All you Clintoncucks... of all gender persuasions....the ones who assume Trump's get tough with ISIS aura will neutralize your heroine.....she voted for the Iraq War which ushered in ISIS. She's to blame for her own dilemma in that regard.

I would, honestly, prefer to leave it at that, but Clinton is of such low character she also approved of the CIA mi complex's chicanery to utilize takfiris and others to overthrow Arab nationalist regimes, of course largely because they were viewed as more dangerous to Israel.

As for Bolton, let us hope Trump has placed him there as window-dressing, because his broad non-interventionism is certainly at odds with Bolton's agenda.

I personally would not vote for any of the current mainstreamers, but can understand a desperation vote for Sanders.
Kudos to the homage payed Nader above.
Oh dear! Looks as though I'll be seeing you in November then, Joseph! I'll support Hillary Clinton only if she becomes the Dem. nominee - she's way better than any Republican running, of course. I have to support Bernie Sanders - he's the left the USA hasn't had, but sorely needed for (far as I can tell) many decades. Bernie's the one I've been waiting for since I arrived on these shores in 2004. He's the herald of things to come - maybe not in 2016, but maybe so. If not our nominee this time, he'll stand as the legendary bird flying over a ship in stormy seas indicating land ahead. ;-)


S Brennan
I will vote for Hillary if she is the Dem nominee.
I don't hate Hillary, but I don't love her either.
Truthfully, I dislike her. It isn't because she is a Clinton or a woman or because of all the dirty political propaganda.
I dislikes her because she remind me of a robot. She is smart, disciplined, pragmatic and qualified. She says what she thinks you want to hear.
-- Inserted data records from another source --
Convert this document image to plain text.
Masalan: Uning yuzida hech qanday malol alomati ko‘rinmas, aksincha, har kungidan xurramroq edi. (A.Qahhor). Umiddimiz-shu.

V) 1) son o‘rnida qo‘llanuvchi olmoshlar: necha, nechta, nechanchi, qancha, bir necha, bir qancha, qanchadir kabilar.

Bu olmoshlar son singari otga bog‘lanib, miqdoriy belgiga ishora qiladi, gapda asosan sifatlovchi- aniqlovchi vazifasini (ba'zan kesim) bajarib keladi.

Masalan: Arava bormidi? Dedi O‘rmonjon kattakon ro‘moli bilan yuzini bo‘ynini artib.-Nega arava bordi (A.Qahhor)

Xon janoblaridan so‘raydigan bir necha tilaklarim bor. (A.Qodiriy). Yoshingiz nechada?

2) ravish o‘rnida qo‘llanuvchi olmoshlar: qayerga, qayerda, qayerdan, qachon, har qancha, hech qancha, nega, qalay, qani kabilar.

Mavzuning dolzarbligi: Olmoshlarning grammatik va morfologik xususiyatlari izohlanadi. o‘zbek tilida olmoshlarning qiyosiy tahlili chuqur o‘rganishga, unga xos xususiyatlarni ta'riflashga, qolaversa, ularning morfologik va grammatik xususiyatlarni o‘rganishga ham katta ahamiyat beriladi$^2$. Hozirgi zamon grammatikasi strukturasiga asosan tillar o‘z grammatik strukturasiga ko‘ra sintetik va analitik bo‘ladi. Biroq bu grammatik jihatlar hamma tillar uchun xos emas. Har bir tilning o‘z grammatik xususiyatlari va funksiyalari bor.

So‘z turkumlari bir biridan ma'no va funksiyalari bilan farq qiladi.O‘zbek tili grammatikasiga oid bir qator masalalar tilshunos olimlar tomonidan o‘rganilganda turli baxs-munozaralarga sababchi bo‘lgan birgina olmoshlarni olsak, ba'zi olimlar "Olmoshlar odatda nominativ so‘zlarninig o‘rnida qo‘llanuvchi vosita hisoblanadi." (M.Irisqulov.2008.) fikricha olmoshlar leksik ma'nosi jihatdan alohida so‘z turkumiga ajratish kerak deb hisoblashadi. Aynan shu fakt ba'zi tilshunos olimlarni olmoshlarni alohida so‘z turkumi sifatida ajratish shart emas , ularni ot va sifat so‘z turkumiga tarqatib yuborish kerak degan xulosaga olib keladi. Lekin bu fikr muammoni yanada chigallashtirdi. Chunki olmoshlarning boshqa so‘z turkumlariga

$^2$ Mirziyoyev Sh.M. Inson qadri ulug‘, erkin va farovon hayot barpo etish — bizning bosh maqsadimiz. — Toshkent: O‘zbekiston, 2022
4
She would make an okay president.
I would not go out to vote in November to make sure she gets elected. I will go to vote to make sure someone else does not become president.
That is a sorry state of affairs.
And furthermore, the more I see her and hear her, the less I like her.
She is going to be the lesser of the two evils and that is all the good I can say about her.

Quite an impressive rout by the corporate candidate, Hillary. It's amazing that the near non-stop corporate media support, the millions of dollars in Wall Street money, and the decades of coddling from the political establishment managed to get her that extra 0.02% of delegates in Iowa. Obviously Bernie Sanders has no chance with a deficit like this.
How much non-white innocent blood does a "progressive" need to have on her-his hands for a fashionable progressive voter to hate him-her? people are truly white supremacists in spite of yourselves.
James: you forgot the six "lucky" coin tosses in a row that netted Hillary six delegates. You can't beat experience.